Taking films the way they are, shows another one of Werner Herzog’s implicitly naturalistic sides. Where George Lucas goes back to work on films he did 20 years ago, in order to fulfill his vision, Herzog has no ambitions to do anything like that. In fact the thought of remodeling his own work appears to be an almost disturbing, blasphemous thought to the filmmaker who defines himself so much through his films. The feeling of gratitude and satisfaction he has when completing a film, always knowing he did the very best he could with any project at any given time, is what gives him the chance to scrutinize his own films years after their production, still with a smile and a load of fond memories.
“To me it’s like a child,” Herzog elaborates thoughtfully and brings forth a very suitable comparison. “Once it is born, you just don’t tinker with it any more. You give it a chance for life, and do the best you can so its going to grow up the way it has to be, and the way it wants to be. Eventually it will develop its own energy and its own shape, and that’s exactly what happens to movies that we put out.”

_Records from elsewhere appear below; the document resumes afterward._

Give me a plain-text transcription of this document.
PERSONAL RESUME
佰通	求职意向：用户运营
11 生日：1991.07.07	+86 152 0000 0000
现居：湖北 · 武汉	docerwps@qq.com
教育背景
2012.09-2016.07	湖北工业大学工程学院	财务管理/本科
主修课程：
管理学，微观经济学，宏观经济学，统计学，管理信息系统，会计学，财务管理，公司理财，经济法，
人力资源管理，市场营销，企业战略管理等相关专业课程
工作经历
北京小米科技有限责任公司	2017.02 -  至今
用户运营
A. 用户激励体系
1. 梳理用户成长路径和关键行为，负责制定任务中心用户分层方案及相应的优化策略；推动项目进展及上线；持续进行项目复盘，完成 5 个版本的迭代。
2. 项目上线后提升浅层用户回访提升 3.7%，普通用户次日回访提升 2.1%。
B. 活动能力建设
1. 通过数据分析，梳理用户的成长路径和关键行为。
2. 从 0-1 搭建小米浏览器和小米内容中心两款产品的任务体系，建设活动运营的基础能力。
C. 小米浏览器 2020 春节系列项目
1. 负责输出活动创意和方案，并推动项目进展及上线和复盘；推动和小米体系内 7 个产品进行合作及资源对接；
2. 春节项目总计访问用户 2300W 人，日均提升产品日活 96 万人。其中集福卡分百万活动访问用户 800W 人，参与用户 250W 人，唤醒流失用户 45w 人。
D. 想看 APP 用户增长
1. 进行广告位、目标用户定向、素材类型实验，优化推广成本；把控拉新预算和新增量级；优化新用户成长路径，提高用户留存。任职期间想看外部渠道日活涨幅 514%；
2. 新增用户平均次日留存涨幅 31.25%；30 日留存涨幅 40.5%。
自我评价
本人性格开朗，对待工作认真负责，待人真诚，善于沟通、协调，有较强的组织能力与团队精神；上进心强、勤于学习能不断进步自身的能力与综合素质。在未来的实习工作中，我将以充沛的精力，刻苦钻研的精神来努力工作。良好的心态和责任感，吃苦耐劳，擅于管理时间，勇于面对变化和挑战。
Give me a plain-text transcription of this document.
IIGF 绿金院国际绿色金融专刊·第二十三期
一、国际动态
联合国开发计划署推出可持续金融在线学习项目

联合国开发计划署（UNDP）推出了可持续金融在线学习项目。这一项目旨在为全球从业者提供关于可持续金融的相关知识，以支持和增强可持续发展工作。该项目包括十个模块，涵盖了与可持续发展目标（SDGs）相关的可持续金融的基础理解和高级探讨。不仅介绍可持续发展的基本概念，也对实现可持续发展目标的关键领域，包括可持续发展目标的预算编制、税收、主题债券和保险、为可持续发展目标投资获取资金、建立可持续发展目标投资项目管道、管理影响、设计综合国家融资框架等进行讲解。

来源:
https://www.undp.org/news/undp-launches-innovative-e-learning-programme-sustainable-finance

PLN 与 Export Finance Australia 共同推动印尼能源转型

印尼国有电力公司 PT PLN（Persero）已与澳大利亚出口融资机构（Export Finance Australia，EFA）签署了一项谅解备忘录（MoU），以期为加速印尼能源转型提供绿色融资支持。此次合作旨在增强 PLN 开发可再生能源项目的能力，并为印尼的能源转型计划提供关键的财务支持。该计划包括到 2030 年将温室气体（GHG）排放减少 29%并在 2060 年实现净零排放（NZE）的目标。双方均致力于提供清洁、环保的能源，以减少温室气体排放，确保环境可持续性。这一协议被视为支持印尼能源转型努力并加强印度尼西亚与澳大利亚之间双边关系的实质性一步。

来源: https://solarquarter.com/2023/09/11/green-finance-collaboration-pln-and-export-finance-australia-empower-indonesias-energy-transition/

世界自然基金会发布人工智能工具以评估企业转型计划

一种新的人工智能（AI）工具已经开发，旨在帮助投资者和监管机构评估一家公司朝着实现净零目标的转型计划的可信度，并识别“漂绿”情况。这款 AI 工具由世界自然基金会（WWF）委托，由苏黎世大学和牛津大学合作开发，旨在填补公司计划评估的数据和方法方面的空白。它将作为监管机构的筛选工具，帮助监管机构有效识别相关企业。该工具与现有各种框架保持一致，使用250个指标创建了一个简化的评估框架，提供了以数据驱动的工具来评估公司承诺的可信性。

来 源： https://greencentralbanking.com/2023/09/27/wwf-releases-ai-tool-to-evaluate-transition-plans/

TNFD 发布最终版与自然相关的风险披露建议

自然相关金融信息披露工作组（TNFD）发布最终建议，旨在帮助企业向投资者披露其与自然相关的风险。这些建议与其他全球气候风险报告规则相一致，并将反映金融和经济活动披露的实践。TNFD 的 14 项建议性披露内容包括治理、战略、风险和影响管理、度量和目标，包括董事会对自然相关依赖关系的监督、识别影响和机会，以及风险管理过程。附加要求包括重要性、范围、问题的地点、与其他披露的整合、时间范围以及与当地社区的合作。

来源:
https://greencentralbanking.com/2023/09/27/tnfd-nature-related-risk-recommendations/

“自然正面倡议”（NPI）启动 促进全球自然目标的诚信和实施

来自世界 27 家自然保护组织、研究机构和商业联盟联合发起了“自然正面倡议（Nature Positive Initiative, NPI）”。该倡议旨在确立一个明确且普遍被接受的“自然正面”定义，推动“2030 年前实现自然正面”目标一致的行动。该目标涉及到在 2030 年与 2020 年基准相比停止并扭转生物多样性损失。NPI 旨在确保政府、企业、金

In complete unison with every bit of his accumulated work, Werner Herzog does not regret any of the films he made, or any of the decisions he made during their course, an honesty few directors can really afford. That is in part because many decisions are imposed on them, naturally leaving them unhappy to some extent. To avoid these pressures and outside interference, Herzog has early on started to set up his own Production Company and worked as an auteur. He was always the man behind his movies, producing them, writing them and directing them, without much third party involvement. It ultimately gave him the freedom he needed and searched, the freedom to make the films he wanted, and the freedom to make these films the way he wanted them. It allowed him to make his films very personal, too, throwing in a piece of himself into each and every one of them.
“In my case there is a strong element of myself in all my films,” he explains his working methods. “I always write my own screenplays, I always direct my own films and I always produce my films. That gives some sort of coherence, and I don’t have to fulfill the needs of other people. I don’t get grumpy about a writer who has written a stupid scene, and is touchy about altering it when you as the director see it doesn’t work while shooting it. After four repetitions I know there’s something wrong with the writer – and that writer is me!”
Werner Herzog may not have the profile or recognition of many other filmmakers in the industry, but he doesn’t seem to mind at all. He has never been out for fame and fortune. Like many of the protagonists in his movies, he has had a dream all his life, and everything he did was to fulfill his own dreams. To go to the limits and do things no one else dared to do. As a result Werner Herzog has given us some unique films that easily stand the test of time and show that good filmmaking has very little to do with showmanship, glamour or facades. ?
Good films come from the heart, and if any director has his heart in his films, Werner Herzog is right there on top of the list.